Греческие статуи в такой неизмеримой дали от Греции? Невероятно!
— Как вы это объясняете? — спросил я.
— По-моему, это статуи Александра Македонского,— сказал он.
— Черт побери!
Мысль, от которой брала дрожь! Неужто кто-то из полководцев Македонца не вернулся с ним из похода на Индию, а добрался до этого загадочного уголка Китая под сенью тибетских гор? Доктор хотел показать мне маньчжурские одеяния, но я не мог на них сосредоточиться. Каким же смелым искателем приключений был тот, кто проник так далеко на Восток, чтобы создать царство для себя? И он воздвиг там храм Афродиты и храм Диониса; в театре актеры разыгрывали «Антигону», по вечерам в его покоях певцы декламировали «Одиссею». А он и его воины, слушая, быть может, приравнивали себя к древнему мореходу и его спутникам.
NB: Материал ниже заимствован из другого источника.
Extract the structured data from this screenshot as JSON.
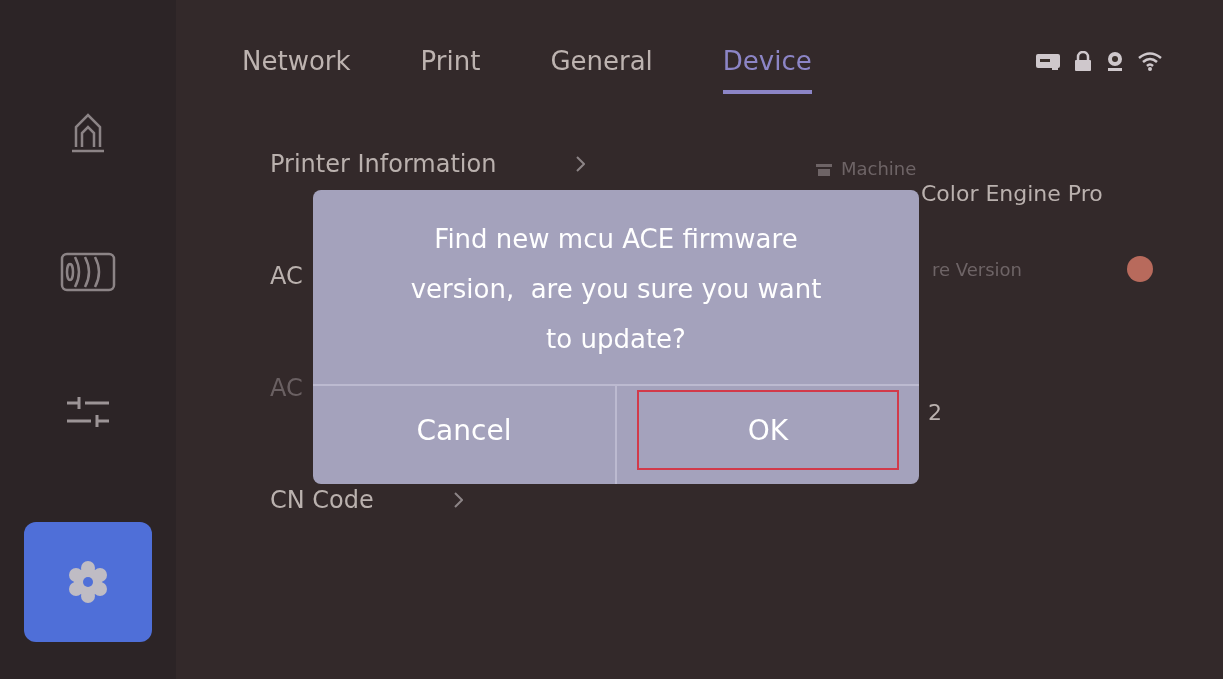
{
  "sidebar": {
    "items": [
      {
        "kind": "home",
        "selected": false
      },
      {
        "kind": "filament",
        "selected": false
      },
      {
        "kind": "tune",
        "selected": false
      },
      {
        "kind": "settings",
        "selected": true
      }
    ]
  },
  "tabs": [
    {
      "label": "Network",
      "selected": false
    },
    {
      "label": "Print",
      "selected": false
    },
    {
      "label": "General",
      "selected": false
    },
    {
      "label": "Device",
      "selected": true
    }
  ],
  "settings_list": [
    {
      "label": "Printer Information",
      "chevron": true,
      "disabled": false
    },
    {
      "label": "AC",
      "chevron": false,
      "disabled": false
    },
    {
      "label": "AC",
      "chevron": false,
      "disabled": true
    },
    {
      "label": "CN Code",
      "chevron": true,
      "disabled": false
    }
  ],
  "details": [
    {
      "kind": "label",
      "text": "Machine",
      "badge": false
    },
    {
      "kind": "value",
      "text": "Color Engine Pro",
      "badge": false
    },
    {
      "kind": "label",
      "text": "re Version",
      "badge": true
    },
    {
      "kind": "value",
      "text": "2",
      "badge": false
    }
  ],
  "dialog": {
    "message": "Find new mcu ACE firmware\nversion,  are you sure you want\nto update?",
    "buttons": [
      {
        "label": "Cancel",
        "selected": false
      },
      {
        "label": "OK",
        "selected": true
      }
    ]
  }
}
О каком великолепии повествует этот потемневший обломок мрамора, о каких невероятных приключениях! Долго ли просуществовало это царство и какой трагедией был отмечен его конец? Да, в ту минуту я был не способен разглядывать тибетские знамена и чашечки из зеленого фарфора — у меня перед глазами стоял Парфенон, строгий и прекрасный, а за ним расстилалась безмятежная гладь Эгейского моря.